VERDIGRIS / AMBERGRIS by Paul Graham [SIGNED]
イギリス人フォトグラファー、ポール・グラハム(Paul Graham)の作品集。本書は、命の儚さや死すべき運命に対し、作者が12年かけて向き合い制作し続けた作品群を完結させ、すべて2冊の本に収めたものである。「ベルディグリ(緑青 / Verdigris)」の大陸と「アンバーグリス(龍涎香 / Ambergris)」の海を見渡し、果てしなく広がる水平線へと目を向ける人々を中心に据えた、対となる兄弟のような2冊である。瞑想的なポートレイトと交互に、第一巻では桜のイメージ群を、第二巻では沈む太陽のイメージ群を並べている。桜は、作者が過去7年間にわたって拠点としているニュージャージー州の脱工業化地帯を見下ろす公園で撮影され、落陽は、日の入りを眺める古い伝統を持つロング・アイランド島の北岸沿いで撮られたものである。
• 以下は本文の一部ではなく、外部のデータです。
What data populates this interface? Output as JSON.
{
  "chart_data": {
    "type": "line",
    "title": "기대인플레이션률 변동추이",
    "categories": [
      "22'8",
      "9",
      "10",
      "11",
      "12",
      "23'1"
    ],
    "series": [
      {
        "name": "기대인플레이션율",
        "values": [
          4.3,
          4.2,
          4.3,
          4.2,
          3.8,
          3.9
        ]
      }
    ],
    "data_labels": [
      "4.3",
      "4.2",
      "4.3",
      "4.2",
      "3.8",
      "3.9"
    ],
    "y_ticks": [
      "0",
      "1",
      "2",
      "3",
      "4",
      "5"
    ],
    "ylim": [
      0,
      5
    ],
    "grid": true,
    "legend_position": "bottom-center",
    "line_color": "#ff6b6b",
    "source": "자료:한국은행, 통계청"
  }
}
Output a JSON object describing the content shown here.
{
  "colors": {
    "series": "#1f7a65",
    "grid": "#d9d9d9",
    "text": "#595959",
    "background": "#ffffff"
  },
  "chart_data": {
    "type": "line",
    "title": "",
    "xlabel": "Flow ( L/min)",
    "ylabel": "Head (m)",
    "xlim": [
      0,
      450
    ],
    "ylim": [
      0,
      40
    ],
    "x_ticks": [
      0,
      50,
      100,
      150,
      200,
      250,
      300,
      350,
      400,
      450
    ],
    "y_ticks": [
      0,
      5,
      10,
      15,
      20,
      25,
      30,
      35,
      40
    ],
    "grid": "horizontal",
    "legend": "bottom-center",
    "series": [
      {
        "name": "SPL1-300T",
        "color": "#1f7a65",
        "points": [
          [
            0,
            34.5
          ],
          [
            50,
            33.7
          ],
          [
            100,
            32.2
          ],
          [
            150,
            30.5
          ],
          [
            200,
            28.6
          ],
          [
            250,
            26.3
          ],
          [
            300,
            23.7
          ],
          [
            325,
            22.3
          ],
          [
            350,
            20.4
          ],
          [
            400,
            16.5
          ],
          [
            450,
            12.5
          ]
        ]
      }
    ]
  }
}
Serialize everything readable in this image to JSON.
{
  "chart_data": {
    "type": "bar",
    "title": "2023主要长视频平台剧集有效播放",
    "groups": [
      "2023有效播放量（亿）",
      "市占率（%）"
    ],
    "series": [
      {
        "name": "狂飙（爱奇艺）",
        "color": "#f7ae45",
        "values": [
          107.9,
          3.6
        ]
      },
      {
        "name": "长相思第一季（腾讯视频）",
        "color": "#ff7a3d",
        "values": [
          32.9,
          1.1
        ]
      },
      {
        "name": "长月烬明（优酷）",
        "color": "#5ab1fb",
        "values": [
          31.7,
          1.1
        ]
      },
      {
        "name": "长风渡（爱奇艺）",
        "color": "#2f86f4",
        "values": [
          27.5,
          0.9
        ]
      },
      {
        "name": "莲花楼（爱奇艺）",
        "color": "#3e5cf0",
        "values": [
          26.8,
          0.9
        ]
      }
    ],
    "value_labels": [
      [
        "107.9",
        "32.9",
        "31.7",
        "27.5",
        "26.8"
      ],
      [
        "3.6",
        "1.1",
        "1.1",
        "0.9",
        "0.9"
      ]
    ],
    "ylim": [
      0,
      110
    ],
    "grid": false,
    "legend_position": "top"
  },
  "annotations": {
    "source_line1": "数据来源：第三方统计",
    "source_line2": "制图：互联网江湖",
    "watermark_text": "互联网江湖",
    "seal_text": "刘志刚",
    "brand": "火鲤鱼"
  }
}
作者は自然の美しさの典型とも言えるものとその観察者を取り上げ、我々がいかにして世界の美しさを目のあたりにし、経験するか、多層的に分析をしている。水平線を見つめる人々のポートレートはマジックアワーの明澄感と共に撮られているが、その間に挟み込まれる桜や日没は、制作プロセスを通してイメージを改悪している。「ベルディグリ」の桜は微妙に推移させた複数の細かな露光を用い、超高解像度に設定したデジタルカメラで捉えた。しかしその写りは、そよ風のささやかな動きに乱され、まとまった表現を組み立てられずにいる。一方で、「アンバーグリス」の再度の高い夕暮れは、近しい画素数から近似値の色を採るのではなく、各画素位置で色彩情報を拾うカメラが用いられている。限界を超えて撮影されたイメージは、圧倒的な情報量の力で人工的な芸術の色彩に染まる。
この眩惑的なシリーズをもって、作者は道具の持つ欠点を享受し、命の無常さ、それにより余り溢れる驚嘆、そして美に容赦なくつきまとう劣化と終焉を呼び起こさせる。
(「緑青(ベルディグリ)」は、酸化銅の青錆あり、「自由の女神像(Statue of Liberty)」に見られるものと同じものである。「龍涎香(アンバーグリス)」は鯨から採れる希少かつ神秘的な産物であり、海岸の漂着物コレクターに好まれ、香水製造者からは大変貴重なものとされている。)